SupperApps

As novidades anunciadas pelo Rappi reforçam as investidas da empresa colombiana para se tornar um SuperApp. O Rappi Entertainment disponibilizará dentro do aplicativo opções para que os usuários tenham acesso a música, games e lives de eventos. Os produtos que estreiam a nova frente são Rappi Music, serviço de streaming musical, Rappi Games, opções de jogos no app, e o Rappi Live Events, uma solução para lives monetizadas ou gratuitas conectando artistas e criadores com a base de 30 milhões de usuários do app na América Latina. Além do Live Shopping, inspirado no Shopstreaming que tem viralizado fortemente na Ásia neste período de isolamento social.

 

O que são SupperApps 

Os SuperApps são aplicativos multiuso que oferecem uma grande diversidade de serviços e funções, especialmente combinando e-commerce, meios de pagamento, delivery e redes sociais. As principais referências são as chinesas: WeChat, Alipay e a japonesa LINE.

 

Antes, para se buscar modelos de inovação e projetar tendências bastava mergulhar no universo do Vale do Silício. O foco mudou, se você quiser estar afiado em inovação seus olhos devem apontar para o Oriente, no detalhe para a China.

 

O WeChat desponta como a principal referência com mais de 1 bilhão de usuários e o governo chinês já cogita usar a conta do usuário no superapp como um documento oficial de identificação.

 

O conceito do superapp contraria a escola do Vale do Silício de apps focados em nichos e se concentrando em um serviço realizado com excelência, mas cai como uma luva em países emergentes em que os consumidores buscam simplicidade, os devices não tem muito espaço, então a ideia de sitentizar vários apps em um só é interessante.  Por isso, Índia e América Latina se apresentam como candidatos para receberem novos SuperApps.

 

Enquanto as companhias asiáticas começam a chegar e influenciar o ocidente, as grandes empresas americanas de tecnologia se inspiram na China. Provavelmente, a Apple, Google e muito em breve a Uber devem caminhar para o conceito de SuperApp. A Amazon avança a passos largos para este lugar, a empresa de Jeff Bazos tem comprado empresas e feito parcerias White Label com empresas para absorver os seus serviços e oferecê-los na plataforma.

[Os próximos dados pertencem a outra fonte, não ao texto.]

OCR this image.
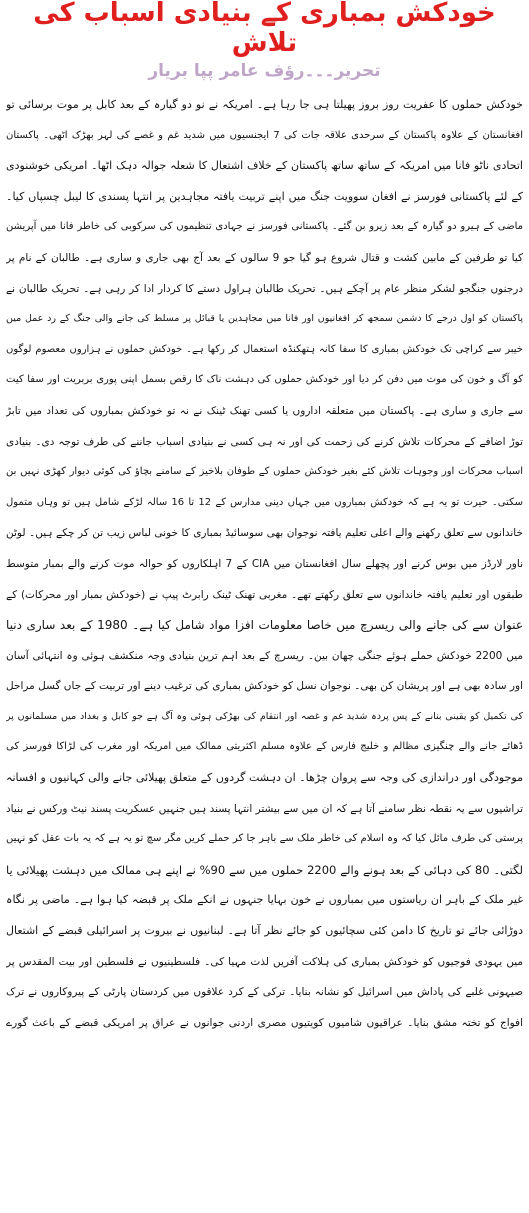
خودکش بمباری کے بنیادی اسباب کی تلاش
تحریر۔۔۔رؤف عامر پپا بریار
خودکش حملوں کا عفریت روز بروز پھیلتا ہی جا رہا ہے۔ امریکہ نے نو دو گیارہ کے بعد کابل پر موت برسائی تو
افغانستان کے علاوہ پاکستان کے سرحدی علاقہ جات کی 7 ایجنسیوں میں شدید غم و غصے کی لہر بھڑک اٹھی۔ پاکستان
اتحادی ناٹو فانا میں امریکہ کے ساتھ ساتھ پاکستان کے خلاف اشتعال کا شعلہ جوالہ دہک اٹھا۔ امریکی خوشنودی
کے لئے پاکستانی فورسز نے افغان سوویت جنگ میں اپنے تربیت یافتہ مجاہدین پر انتہا پسندی کا لیبل چسپاں کیا۔
ماضی کے ہیرو دو گیارہ کے بعد زیرو بن گئے۔ پاکستانی فورسز نے جہادی تنظیموں کی سرکوبی کی خاطر فانا میں آپریشن
کیا تو طرفین کے مابین کشت و قتال شروع ہو گیا جو 9 سالوں کے بعد آج بھی جاری و ساری ہے۔ طالبان کے نام پر
درجنوں جنگجو لشکر منظر عام پر آچکے ہیں۔ تحریک طالبان ہراول دستے کا کردار ادا کر رہی ہے۔ تحریک طالبان نے
پاکستان کو اول درجے کا دشمن سمجھ کر افغانیوں اور فانا میں مجاہدین یا قبائل پر مسلط کی جانے والی جنگ کے رد عمل میں
خیبر سے کراچی تک خودکش بمباری کا سفا کانہ ہتھکنڈہ استعمال کر رکھا ہے۔ خودکش حملوں نے ہزاروں معصوم لوگوں
کو آگ و خون کی موت میں دفن کر دیا اور خودکش حملوں کی دہشت ناک کا رقص بسمل اپنی پوری بربریت اور سفا کیت
سے جاری و ساری ہے۔ پاکستان میں متعلقہ اداروں یا کسی تھنک ٹینک نے نہ تو خودکش بمباروں کی تعداد میں تابڑ
توڑ اضافے کے محرکات تلاش کرنے کی زحمت کی اور نہ ہی کسی نے بنیادی اسباب جاننے کی طرف توجہ دی۔ بنیادی
اسباب محرکات اور وجوہات تلاش کئے بغیر خودکش حملوں کے طوفان بلاخیز کے سامنے بچاؤ کی کوئی دیوار کھڑی نہیں بن
سکتی۔ حیرت تو یہ ہے کہ خودکش بمباروں میں جہاں دینی مدارس کے 12 تا 16 سالہ لڑکے شامل ہیں تو وہاں متمول
خاندانوں سے تعلق رکھنے والے اعلی تعلیم یافتہ نوجوان بھی سوسائیڈ بمباری کا خونی لباس زیب تن کر چکے ہیں۔ لوٹن
ناور لارڈز میں بوس کرنے اور پچھلے سال افغانستان میں CIA کے 7 اہلکاروں کو حوالہ موت کرنے والے بمبار متوسط
طبقوں اور تعلیم یافتہ خاندانوں سے تعلق رکھتے تھے۔ مغربی تھنک ٹینک رابرٹ پیپ نے (خودکش بمبار اور محرکات) کے
عنوان سے کی جانے والی ریسرچ میں خاصا معلومات افزا مواد شامل کیا ہے۔ 1980 کے بعد ساری دنیا
میں 2200 خودکش حملے ہوئے جنگی چھان بین۔ ریسرچ کے بعد اہم ترین بنیادی وجہ منکشف ہوئی وہ انتہائی آسان
اور سادہ بھی ہے اور پریشان کن بھی۔ نوجوان نسل کو خودکش بمباری کی ترغیب دینے اور تربیت کے جاں گسل مراحل
کی تکمیل کو یقینی بنانے کے پس پردہ شدید غم و غصہ اور انتقام کی بھڑکی ہوئی وہ آگ ہے جو کابل و بغداد میں مسلمانوں پر
ڈھائے جانے والے چنگیزی مظالم و خلیج فارس کے علاوہ مسلم اکثریتی ممالک میں امریکہ اور مغرب کی لڑاکا فورسز کی
موجودگی اور دراندازی کی وجہ سے پروان چڑھا۔ ان دہشت گردوں کے متعلق پھیلائی جانے والی کہانیوں و افسانہ
تراشیوں سے یہ نقطہ نظر سامنے آتا ہے کہ ان میں سے بیشتر انتہا پسند ہیں جنہیں عسکریت پسند نیٹ ورکس نے بنیاد
پرستی کی طرف مائل کیا کہ وہ اسلام کی خاطر ملک سے باہر جا کر حملے کریں مگر سچ تو یہ ہے کہ یہ بات عقل کو نہیں
لگتی۔ 80 کی دہائی کے بعد ہونے والے 2200 حملوں میں سے 90% نے اپنے ہی ممالک میں دہشت پھیلائی یا
غیر ملک کے باہر ان ریاستوں میں بمباروں نے خون بہایا جنہوں نے انکے ملک پر قبضہ کیا ہوا ہے۔ ماضی پر نگاہ
دوڑائی جائے تو تاریخ کا دامن کئی سچائیوں کو جائے نظر آتا ہے۔ لبنانیوں نے بیروت پر اسرائیلی قبضے کے اشتعال
میں یہودی فوجیوں کو خودکش بمباری کی ہلاکت آفریں لذت مہیا کی۔ فلسطینیوں نے فلسطین اور بیت المقدس پر
صیہونی غلبے کی پاداش میں اسرائیل کو نشانہ بنایا۔ ترکی کے کرد علاقوں میں کردستان پارٹی کے پیروکاروں نے ترک
افواج کو تختہ مشق بنایا۔ عراقیوں شامیوں کویتیوں مصری اردنی جوانوں نے عراق پر امریکی قبضے کے باعث گورے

Inclusive, este é o modelo que a Rappi optou para lançar o serviço de streaming de música em seu app, firmando parceria com a Kuack. 

 

 E a música com o SuperApps? 

O futuro da música não está mais na ponte LA, NY, Estocolmo e Londres. É fundamental que os profissionais do mercado da música acompanhem as transformações e inovações que vêm da Ásia. Afinal, o app que mais impactou o mercado musical do último ano é chinês, o TikTok é uma criação do grupo ByteDance. Provavelmente, os apps Q Music, KuWo, NetEase, entre outros podem ensinar muitas tendências ao ocidente.

 

É importante dizer que Tencent, dona do superapp WeChat, é a empresa que no início de 2020 comprou 10% da Universal Music por US$ 3,4 bilhões, tem 9,1% do Spotify e uma parceria com a empresa sueca para atuar na Ásia e tem investido fortemente em composição musical por Inteligência Artificial. 

 

Tão importante quanto a tecnologia e os recursos financeiros, é a estratégia e a conexão certa com a audiência. Existem diferenças culturais fundamentais entre Oriente e Ocidente que precisam ser consideradas. Uma delas é a relevância da música para o povo latino, bem como a força do mercado que é a região que mais cresce no mundo pelos últimos 10 anos. Dado que foi considerado pelo Rappi ao escolher o serviço musical como atratividade para a evolução do app.

 

Ao passo que os números de mercado endossam a estratégia, uma pesquisa do Google feita em agosto de 2019 indica os serviços prioritários que levariam os brasileiros a instalarem um superapp, os principais itens foram: Compras, Delivery, Passagens Aéreas, Serviços de Mobilidade, Serviços Financeiros. Não teve menção a conteúdos de entretenimento nas primeiras posições. Existe um trabalho forte de cultura a ser feito para que este universo de SuperApps realmente cative os brasileiros para consumo de entretenimento.

 

Entre tantas empresas que almejam se tornar um SuperApp, no Brasil a que aparenta estar mais preparada para conquistar o status é a Magazine Luiza. Além de todo trabalho de logística e visão da empresa, diferencia-se dos demais por há muito tempo estar de olho e endossar suas estratégias de acordo com as tendências na China.